Delica Space Gear by its self is probably the best name I’ve heard for a product this decade! and it could be applied to a cellphone, video game console, maybe an energy drink? Awesome!
Thankfully these are now too old to be imported into NZ but there are already thousands of them in the wrecking yards.
Too *old* to be imported?
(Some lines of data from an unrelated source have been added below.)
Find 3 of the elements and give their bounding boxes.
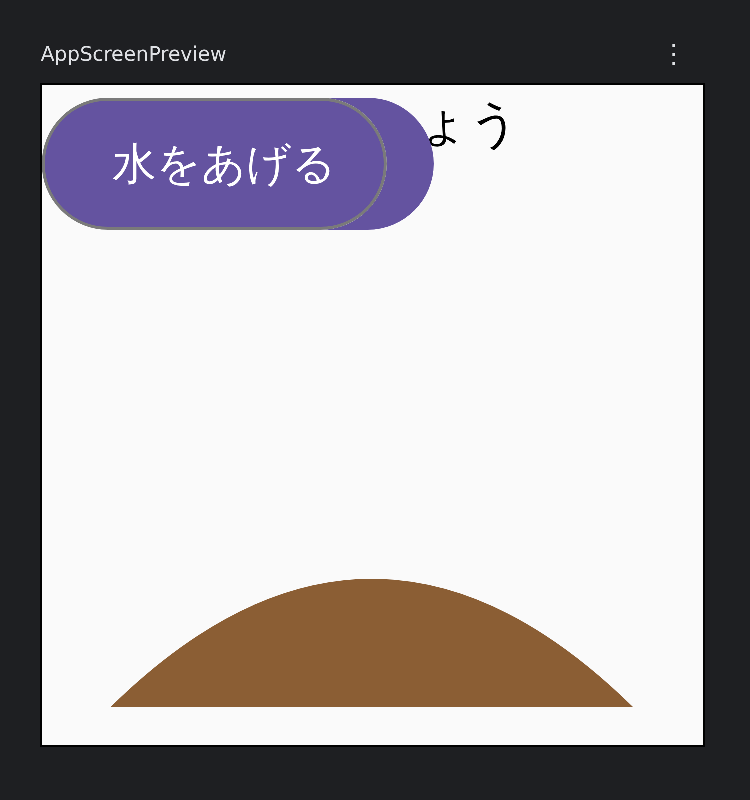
window-title: AppScreenPreview: [40, 42, 227, 66]
menu-button[interactable]: ⋮: [653, 41, 705, 67]
heading-text: ょう: [418, 97, 520, 152]
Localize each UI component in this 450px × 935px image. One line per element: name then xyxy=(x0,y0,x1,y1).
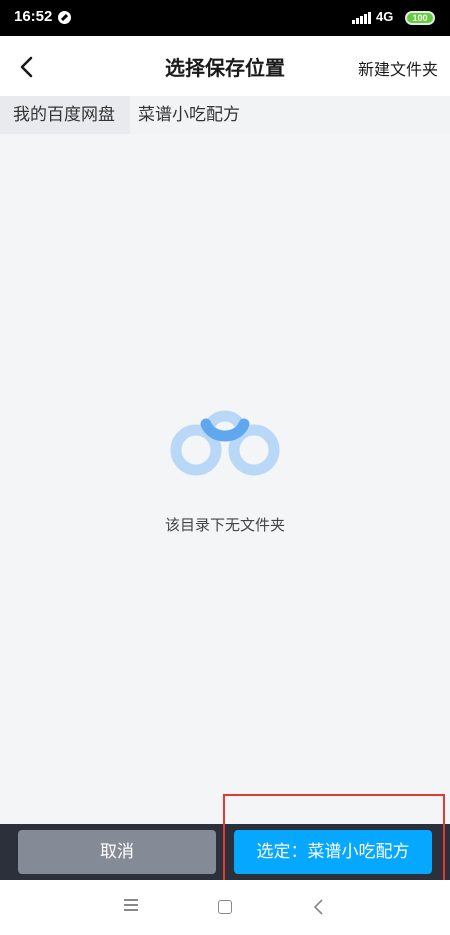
action-bar: 取消 选定：菜谱小吃配方 xyxy=(0,824,450,880)
baidu-cloud-icon xyxy=(170,410,280,476)
breadcrumb-root[interactable]: 我的百度网盘 xyxy=(0,96,130,134)
home-icon[interactable] xyxy=(218,900,232,914)
select-folder-button[interactable]: 选定：菜谱小吃配方 xyxy=(234,830,432,874)
network-type: 4G xyxy=(376,9,394,24)
breadcrumb-separator xyxy=(122,96,131,134)
new-folder-button[interactable]: 新建文件夹 xyxy=(358,56,438,80)
status-time: 16:52 xyxy=(14,8,53,25)
signal-icon xyxy=(352,12,372,24)
cancel-button[interactable]: 取消 xyxy=(18,830,216,874)
system-nav-bar xyxy=(0,880,450,935)
battery-icon: 100 xyxy=(405,11,435,25)
breadcrumb-current: 菜谱小吃配方 xyxy=(138,105,240,125)
nav-back-icon[interactable] xyxy=(312,898,326,916)
breadcrumb: 我的百度网盘 菜谱小吃配方 xyxy=(0,96,450,134)
title-bar: 选择保存位置 新建文件夹 xyxy=(0,36,450,96)
menu-icon[interactable] xyxy=(124,899,138,912)
folder-list-area: 该目录下无文件夹 xyxy=(0,134,450,824)
do-not-disturb-icon xyxy=(58,11,71,24)
empty-message: 该目录下无文件夹 xyxy=(164,516,285,534)
status-bar: 16:52 4G 100 xyxy=(0,0,450,36)
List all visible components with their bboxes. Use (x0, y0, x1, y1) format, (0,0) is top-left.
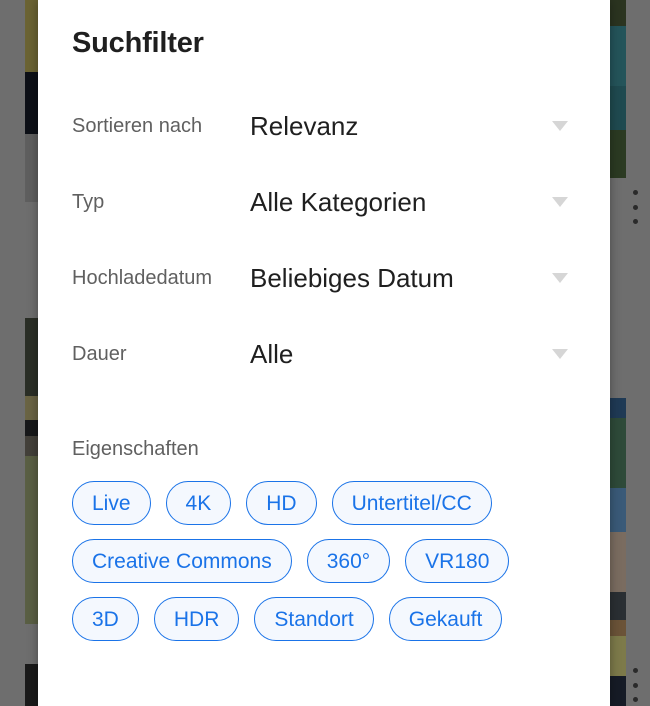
dot (632, 190, 638, 195)
background-segment (25, 72, 39, 134)
chip-subtitles-cc[interactable]: Untertitel/CC (331, 481, 492, 525)
dot (632, 682, 638, 688)
filter-value: Relevanz (250, 111, 359, 141)
chevron-down-icon[interactable] (550, 273, 570, 283)
filter-label: Hochladedatum (72, 267, 213, 289)
filter-label: Typ (72, 191, 105, 213)
background-segment (610, 636, 626, 676)
filter-label: Sortieren nach (72, 115, 203, 137)
chip-360[interactable]: 360° (306, 539, 391, 583)
background-segment (610, 178, 626, 302)
chip-hd[interactable]: HD (246, 481, 317, 525)
chevron-down-icon[interactable] (550, 349, 570, 359)
chip-hdr[interactable]: HDR (153, 597, 240, 641)
background-segment (25, 624, 39, 664)
background-segment (610, 620, 626, 636)
filter-list: Sortieren nach Relevanz Typ Alle Kategor… (72, 100, 576, 380)
background-segment (25, 436, 39, 456)
background-segment (610, 532, 626, 592)
dot (632, 204, 638, 210)
background-content-strip-right (610, 0, 626, 706)
background-segment (25, 396, 39, 420)
dot (632, 668, 638, 673)
more-options-icon[interactable] (630, 190, 640, 224)
background-segment (610, 676, 626, 706)
filter-value: Beliebiges Datum (250, 263, 454, 293)
properties-heading: Eigenschaften (72, 438, 199, 460)
background-segment (25, 0, 39, 72)
chip-purchased[interactable]: Gekauft (388, 597, 503, 641)
page-title: Suchfilter (72, 27, 204, 59)
dot (632, 219, 638, 224)
chip-location[interactable]: Standort (254, 597, 374, 641)
background-segment (25, 420, 39, 436)
background-segment (610, 398, 626, 418)
filter-label: Dauer (72, 343, 127, 365)
chip-creative-commons[interactable]: Creative Commons (72, 539, 292, 583)
chip-live[interactable]: Live (72, 481, 151, 525)
filter-row-duration[interactable]: Dauer Alle (72, 328, 576, 380)
filter-row-upload-date[interactable]: Hochladedatum Beliebiges Datum (72, 252, 576, 304)
background-segment (610, 302, 626, 398)
filter-row-sort-by[interactable]: Sortieren nach Relevanz (72, 100, 576, 152)
chevron-down-icon[interactable] (550, 197, 570, 207)
background-segment (610, 592, 626, 620)
background-segment (610, 418, 626, 488)
dot (632, 697, 638, 702)
search-filter-dialog: Suchfilter Sortieren nach Relevanz Typ A… (38, 0, 610, 706)
background-segment (25, 134, 39, 202)
chip-vr180[interactable]: VR180 (405, 539, 510, 583)
filter-value: Alle Kategorien (250, 187, 427, 217)
filter-value: Alle (250, 339, 294, 369)
background-segment (25, 202, 39, 318)
more-options-icon[interactable] (630, 668, 640, 702)
background-segment (25, 456, 39, 624)
background-segment (610, 26, 626, 86)
chip-4k[interactable]: 4K (165, 481, 232, 525)
background-segment (610, 130, 626, 178)
background-segment (610, 86, 626, 130)
chevron-down-icon[interactable] (550, 121, 570, 131)
background-segment (25, 664, 39, 706)
background-content-strip-left (25, 0, 39, 706)
background-segment (610, 488, 626, 532)
properties-chip-group: Live 4K HD Untertitel/CC Creative Common… (72, 481, 564, 641)
background-segment (610, 0, 626, 26)
chip-3d[interactable]: 3D (72, 597, 139, 641)
filter-row-type[interactable]: Typ Alle Kategorien (72, 176, 576, 228)
background-segment (25, 318, 39, 396)
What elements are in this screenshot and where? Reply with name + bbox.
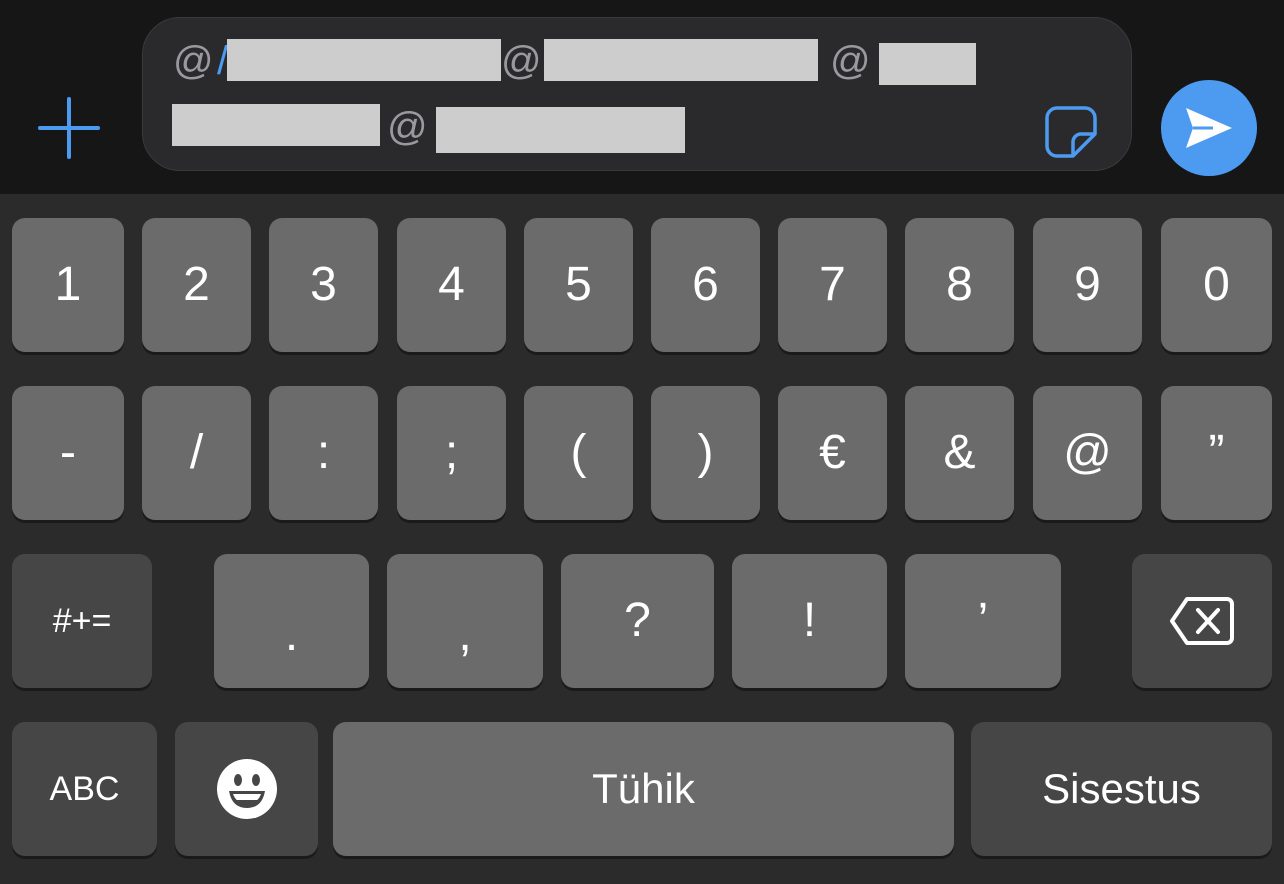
key-label: 5	[565, 258, 592, 311]
keyboard: 1 2 3 4 5 6 7 8 9 0 - / : ; ( ) € & @ ” …	[0, 194, 1284, 884]
key-label: 8	[946, 258, 973, 311]
key-label: 4	[438, 258, 465, 311]
key-label: !	[802, 594, 817, 647]
attach-button[interactable]	[36, 95, 102, 161]
key-6[interactable]: 6	[651, 218, 760, 352]
key-label: ;	[444, 426, 459, 479]
key-label: 7	[819, 258, 846, 311]
key-label: 0	[1203, 258, 1230, 311]
key-label: 9	[1074, 258, 1101, 311]
key-9[interactable]: 9	[1033, 218, 1142, 352]
key-question[interactable]: ?	[561, 554, 714, 688]
mention-at-symbol: @	[387, 105, 428, 149]
key-quote[interactable]: ”	[1161, 386, 1272, 520]
key-label: Tühik	[592, 765, 695, 812]
plus-icon	[38, 97, 100, 159]
key-colon[interactable]: :	[269, 386, 378, 520]
key-label: &	[943, 426, 976, 479]
redacted-mention	[436, 107, 685, 153]
key-label: #+=	[52, 602, 112, 640]
key-label: /	[189, 426, 204, 479]
key-label: )	[697, 426, 714, 479]
key-period[interactable]: .	[214, 554, 369, 688]
key-label: €	[819, 426, 846, 479]
message-input[interactable]: @ / @ @ @	[142, 17, 1132, 171]
key-3[interactable]: 3	[269, 218, 378, 352]
mention-at-symbol: @	[173, 39, 214, 83]
key-hyphen[interactable]: -	[12, 386, 124, 520]
key-at[interactable]: @	[1033, 386, 1142, 520]
key-2[interactable]: 2	[142, 218, 251, 352]
sticker-button[interactable]	[1043, 104, 1099, 160]
key-close-paren[interactable]: )	[651, 386, 760, 520]
key-label: -	[60, 426, 76, 479]
more-symbols-key[interactable]: #+=	[12, 554, 152, 688]
redacted-mention	[544, 39, 818, 81]
key-label: 6	[692, 258, 719, 311]
emoji-face-icon	[216, 759, 277, 819]
key-label: Sisestus	[1042, 765, 1201, 812]
key-open-paren[interactable]: (	[524, 386, 633, 520]
key-label: 2	[183, 258, 210, 311]
key-comma[interactable]: ,	[387, 554, 543, 688]
key-ampersand[interactable]: &	[905, 386, 1014, 520]
key-label: @	[1063, 426, 1112, 479]
key-exclamation[interactable]: !	[732, 554, 887, 688]
emoji-key[interactable]	[175, 722, 318, 856]
delete-key[interactable]	[1132, 554, 1272, 688]
key-label: 3	[310, 258, 337, 311]
key-label: ?	[624, 594, 651, 647]
abc-key[interactable]: ABC	[12, 722, 157, 856]
compose-bar: @ / @ @ @	[0, 0, 1284, 194]
mention-at-symbol: @	[830, 39, 871, 83]
mention-at-symbol: @	[501, 39, 542, 83]
screen: @ / @ @ @ 1 2 3 4 5 6 7 8 9 0 - /: ; (…	[0, 0, 1284, 884]
send-button[interactable]	[1161, 80, 1257, 176]
key-5[interactable]: 5	[524, 218, 633, 352]
key-1[interactable]: 1	[12, 218, 124, 352]
backspace-icon	[1170, 597, 1234, 645]
key-7[interactable]: 7	[778, 218, 887, 352]
key-label: ,	[458, 608, 472, 661]
redacted-mention	[172, 104, 380, 146]
key-label: ’	[977, 594, 989, 647]
key-apostrophe[interactable]: ’	[905, 554, 1061, 688]
send-arrow-icon	[1186, 108, 1232, 148]
key-label: (	[570, 426, 587, 479]
sticker-icon	[1045, 106, 1097, 158]
key-label: ”	[1208, 426, 1225, 479]
redacted-mention	[879, 43, 976, 85]
redacted-mention	[227, 39, 501, 81]
key-0[interactable]: 0	[1161, 218, 1272, 352]
space-key[interactable]: Tühik	[333, 722, 954, 856]
key-slash[interactable]: /	[142, 386, 251, 520]
key-label: .	[284, 608, 299, 661]
key-semicolon[interactable]: ;	[397, 386, 506, 520]
key-euro[interactable]: €	[778, 386, 887, 520]
key-8[interactable]: 8	[905, 218, 1014, 352]
key-label: 1	[54, 258, 82, 311]
key-4[interactable]: 4	[397, 218, 506, 352]
return-key[interactable]: Sisestus	[971, 722, 1272, 856]
key-label: :	[316, 426, 331, 479]
key-label: ABC	[49, 770, 120, 808]
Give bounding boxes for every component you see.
That’s pretty much the opposite of how we do it here, where 25 years is the newest vehicle that can be imported (if it wasn’t sold here in the first place).
Is there an age where it becomes legal again under a classic status, or is it completely impossible to import anything older than whatever that limit is?
Yep once a vehicle is 20 years old it can be imported again.
I had one of those new in 2004! Being a company van, it was the lo-spec version of the Delica sold here as the L400, so although it had the extra-long wheelbase and the extra-high roof, it didn’t score a long badge…let alone side windows or carpet… To console myself I bought Delica Space Gear pop-out cupholders (visible in the interior photot above between the radio storage pocket and the ashtray/lighter) and monogrammed and fitted floor mats. But ’twas still a large van with a short name…
Love the seating fabric. Almost as cool as in the 1976 Oldsmobile Toronado Brougham –
OW MY FREAKIN’ EYES!
Is that the Toronado Grandma’s Armchair edition?
Or it looks like the integrated pop-up child seats in newer Volvos
Imagine if all car makers did something similar with their vehicle names, for example: Volkswagen Golf Chip Fooler TDI Diesel Wink-Wink Hatchback.
Driving a RHD drive car on the left side of the road is pretty natural. I have spent some time in Australia and of course that’s the norm. You adapt pretty quickly as you sit right next to the median and controls fall to hand. More manual transmission vehicles there too than in the States it seems so that is a consideration, but again it’s just adjusting to shifting with the left hand rather than the right.
These are cool vehicles. I see them around here in Coastal Oregon off and on. I think they are great for utility purposes and as daily transportation.
There is a reason that LHD vehicles are driven on the right side of the road and vice versa. Terror can strike in many situations where the driver cannot see around vehicles in front of them. It’s possible to adapt. You have to drive defensively. Playing Speed Racer in your JDM Type R or your Skyline or Steve McQueen in your RHD XKSS replica (though a small batch of new ones is on its way) doesn’t have a real bright future here in the states driving on the right side of the road.